Sous sa forme matérielle, le Sôma est un liquide composé de beurre clarifié, d’eau et de plantes hallucinogènes, que l’on fait couler vers le foyer pour l’enflammer. Mais le Sôma védique est surtout la représentation du Dieu vivant, incarnant l’essence du cosmos, et offert en sacrifice au Dieu du ciel.

Cette idée d’un Dieu sacrifié est, semble-t-il, une constante anthropologique, si on évoque, entre autres, les cas fort éloignés d’Osiris, ou du Christ.

Les hymnes védiques abondent en métaphores qu’il est intéressant de collationner, comme autant d’attributs ou d’épithètes de la divinité.

Les verbes choisis portent tout particulièrement le sens associé à l’action du Dieu: verser, couler, venir, demeurer, embrasser, engendrer.

De façon générale il ressort de ces hymnes toute une atmosphère évoquant de façon subliminale les images de l’amour. On y lit les mots : amant, femme, matrice, ardeur, plaisir, – qui sont autant de métaphores cachées, à interpréter avec soin.

Les extraits qui vont suivre s’appliquent tous à décrire cette image fondamentale : le Sôma divin, sous sa forme de mélange d’huile, de beurre, d’eau et de lait, coule en flammes vers la matrice, pour s’élever vers le Ciel et engendrer le divin.

« Le Sôma versé coule pour l’Ardent, pour le Vent, pour Ce qui enveloppe, pour les Esprits, pour l’Actif. » H. 34.2i

« Cette lumière d’or, soutien, coule dans ce qui l’allume ; ce qui crépite coule dans la matrice. » H. 37.2

« Celui que voilà [le Sôma] est venu comme un aigle prendre demeure, comme l’amant vers la femme. » H. 38.4

« Cet or que l’on boit, et qui coule en grondant vers la matrice, vers le plaisir. » H. 38.6

« Ce qui coule du désir, vient de ce qui s’éloigne et de ce qui s’approche, – le doux versé pour l’Ardent. » H. 39.5

« Ceux qui vont ensemble ont crié. Ils ont fait couler l’or avec la pierre. Prenez résidence dans la matrice où cela coule. » H. 39.6

« Le son de l’allumé ardent, pareil à celui de la pluie ; les éclairs vont dans le ciel. » H. 41.3

« Engendrant les lumières du ciel, engendrant le soleil dans les eaux, l’or enveloppe le lait et les eaux. » H. 42.1

« Venant du lait originel, il coule dans le foyer en l’embrassant, et en criant il engendre les dieux. » H. 42.4

« Le Sôma en s’allumant, coule vers tous les trésors, vers les dieux qui grandissent par l’oblation. » H. 42.5

Il est tentant d’évoquer ici, en forme de parallèle, les textes d’autres traditions mystiques, qui partagent avec la langue védique quelques éléments sémantiques pris comme métaphores (huile, miel, lait, s’épancher, couler, entrailles, giron, matrice).

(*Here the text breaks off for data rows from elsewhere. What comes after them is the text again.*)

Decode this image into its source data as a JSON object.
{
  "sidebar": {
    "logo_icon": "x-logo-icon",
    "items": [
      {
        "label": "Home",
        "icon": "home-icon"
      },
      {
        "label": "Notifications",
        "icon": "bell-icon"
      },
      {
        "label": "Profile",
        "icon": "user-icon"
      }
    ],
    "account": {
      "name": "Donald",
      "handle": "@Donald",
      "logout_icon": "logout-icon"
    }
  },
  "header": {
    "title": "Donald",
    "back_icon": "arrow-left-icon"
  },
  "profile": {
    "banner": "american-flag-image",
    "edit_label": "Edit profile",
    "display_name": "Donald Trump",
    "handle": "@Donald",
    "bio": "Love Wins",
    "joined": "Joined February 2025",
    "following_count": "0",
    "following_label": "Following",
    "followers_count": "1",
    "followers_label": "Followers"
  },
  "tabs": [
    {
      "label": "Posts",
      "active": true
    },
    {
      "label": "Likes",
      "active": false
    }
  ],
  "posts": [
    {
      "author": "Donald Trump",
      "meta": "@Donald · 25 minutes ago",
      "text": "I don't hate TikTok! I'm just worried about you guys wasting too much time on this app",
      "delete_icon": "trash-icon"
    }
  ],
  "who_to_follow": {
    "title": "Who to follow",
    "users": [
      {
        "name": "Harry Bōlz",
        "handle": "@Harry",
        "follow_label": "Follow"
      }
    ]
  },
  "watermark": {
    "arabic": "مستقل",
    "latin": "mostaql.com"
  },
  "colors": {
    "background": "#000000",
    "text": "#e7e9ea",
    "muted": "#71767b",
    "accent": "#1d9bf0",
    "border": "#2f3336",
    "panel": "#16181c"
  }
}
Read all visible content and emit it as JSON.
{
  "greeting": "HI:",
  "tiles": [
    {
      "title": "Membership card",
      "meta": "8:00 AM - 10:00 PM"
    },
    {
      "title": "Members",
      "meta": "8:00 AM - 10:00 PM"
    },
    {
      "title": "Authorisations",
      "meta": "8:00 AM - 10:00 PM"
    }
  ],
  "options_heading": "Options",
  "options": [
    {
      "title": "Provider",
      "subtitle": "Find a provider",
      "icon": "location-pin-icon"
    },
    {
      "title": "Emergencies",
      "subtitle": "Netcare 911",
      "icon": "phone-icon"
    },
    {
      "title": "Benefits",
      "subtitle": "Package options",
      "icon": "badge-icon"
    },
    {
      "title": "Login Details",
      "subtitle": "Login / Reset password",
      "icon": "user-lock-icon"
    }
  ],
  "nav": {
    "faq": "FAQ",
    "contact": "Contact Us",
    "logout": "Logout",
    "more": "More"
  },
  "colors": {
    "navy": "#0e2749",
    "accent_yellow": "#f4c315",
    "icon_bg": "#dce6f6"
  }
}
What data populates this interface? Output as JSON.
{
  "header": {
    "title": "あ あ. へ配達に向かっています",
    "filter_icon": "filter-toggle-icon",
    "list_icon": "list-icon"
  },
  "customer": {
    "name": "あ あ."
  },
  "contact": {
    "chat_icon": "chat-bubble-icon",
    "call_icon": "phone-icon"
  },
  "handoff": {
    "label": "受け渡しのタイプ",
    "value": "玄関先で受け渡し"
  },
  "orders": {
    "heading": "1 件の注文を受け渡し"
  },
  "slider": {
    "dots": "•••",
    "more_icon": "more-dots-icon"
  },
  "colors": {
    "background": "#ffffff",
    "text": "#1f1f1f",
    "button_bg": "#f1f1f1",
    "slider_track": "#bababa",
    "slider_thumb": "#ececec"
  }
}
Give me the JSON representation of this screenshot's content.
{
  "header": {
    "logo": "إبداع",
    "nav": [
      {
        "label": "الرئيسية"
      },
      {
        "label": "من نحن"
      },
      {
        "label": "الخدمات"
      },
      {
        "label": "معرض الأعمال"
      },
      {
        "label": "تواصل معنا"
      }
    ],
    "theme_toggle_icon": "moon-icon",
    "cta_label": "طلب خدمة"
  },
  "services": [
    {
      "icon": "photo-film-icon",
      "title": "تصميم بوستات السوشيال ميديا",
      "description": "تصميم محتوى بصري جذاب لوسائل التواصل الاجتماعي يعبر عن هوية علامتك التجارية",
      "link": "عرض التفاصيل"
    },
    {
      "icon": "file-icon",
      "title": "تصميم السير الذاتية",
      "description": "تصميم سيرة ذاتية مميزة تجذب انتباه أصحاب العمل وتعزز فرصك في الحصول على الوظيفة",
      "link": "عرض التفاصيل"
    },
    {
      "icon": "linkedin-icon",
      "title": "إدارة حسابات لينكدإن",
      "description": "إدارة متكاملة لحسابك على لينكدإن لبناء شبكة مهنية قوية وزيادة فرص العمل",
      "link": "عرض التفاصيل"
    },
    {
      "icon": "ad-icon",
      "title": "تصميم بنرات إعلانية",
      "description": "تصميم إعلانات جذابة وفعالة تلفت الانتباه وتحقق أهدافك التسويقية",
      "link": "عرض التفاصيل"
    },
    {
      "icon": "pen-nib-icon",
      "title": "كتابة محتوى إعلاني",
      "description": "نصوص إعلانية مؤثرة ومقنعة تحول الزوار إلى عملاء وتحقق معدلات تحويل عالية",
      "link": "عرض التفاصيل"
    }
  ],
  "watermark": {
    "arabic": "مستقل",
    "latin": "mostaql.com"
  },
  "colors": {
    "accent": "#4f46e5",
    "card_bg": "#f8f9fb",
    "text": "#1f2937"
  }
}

Particulièrement intéressant à cet égard, le Cantique des cantiques, composé six ou huit siècles après le Rig Veda.

« Ton nom est une huile qui s’épanche. » Ct 1,3

« Tes lèvres, ô fiancée, distillent le miel vierge. Le miel et le lait sont sous ta langue. » Ct. 4,11

« La myrrhe et l’aloès, avec les plus fins arômes. Source des jardins, puits d’eaux vives, ruissellement du Liban ! » Ct. 4,14-15

« Je récolte ma myrrhe et mon baume, je mange mon miel et mon rayon, je bois mon vin et mon lait. » Ct. 5,1

« De mes mains a dégoutté la myrrhe, de mes doigts la myrrhe vierge. » Ct. 5,3

« Sa tête est d’or, d’un or pur. » Ct. 5, 11

« Ses yeux sont des colombes, au bord des cours d’eau, se baignant dans le lait, posées au bord d’une vasque. » Ct. 5,12

« Ton giron, une coupe arrondie, que les vins n’y manquent pas ! » Ct. 7,3

« Je te ferai boire un vin parfumé. » Ct. 8,2

Il ressort de la comparaison entre le Rig Véda et le Cantique des cantiques, éloignés de plusieurs siècles, le fait que ces traditions partagent malgré leurs distances la même atmosphère de fusion « amoureuse » avec le divin.

Après tout, dès le Paléolithique, les traces laissées par les religions de la préhistoire témoignent de métaphores comparables.

La Vénus de Laussel, nue, brandit une corne pour la boire. Cette Vénus a 25 000 ans. Mais son geste est toujours jeune.

Il témoigne que dans les âges les plus profonds de l’humanité, le divin se laissait percevoir sous les traits de l’amour.

iCit. Jean Reynaud. Rig Veda. Le 9ème Mandala.

Un commentaire sur les « religions du Livre »

 

La haute antiquité de la langue zend, contemporaine de la langue des Védas, est bien établie. Eugène Burnoufi estime même qu’elle présente certains caractères d’antériorité, dont le système vocalique témoigne.

Mais cela est sujet à controverse. La science avestique était encore dans l’enfance au 19ème siècle.

Par exemple, Burnouf explique ce qu’il pensait être la signification du nom de Zarathoustra. Selon lui, zarath signifie « jaune » en zend, et uchtra, « chameau ». Quoi ! Zarathoustra, fondateur du zoroastrisme, « celui qui a des chameaux jaunes » ?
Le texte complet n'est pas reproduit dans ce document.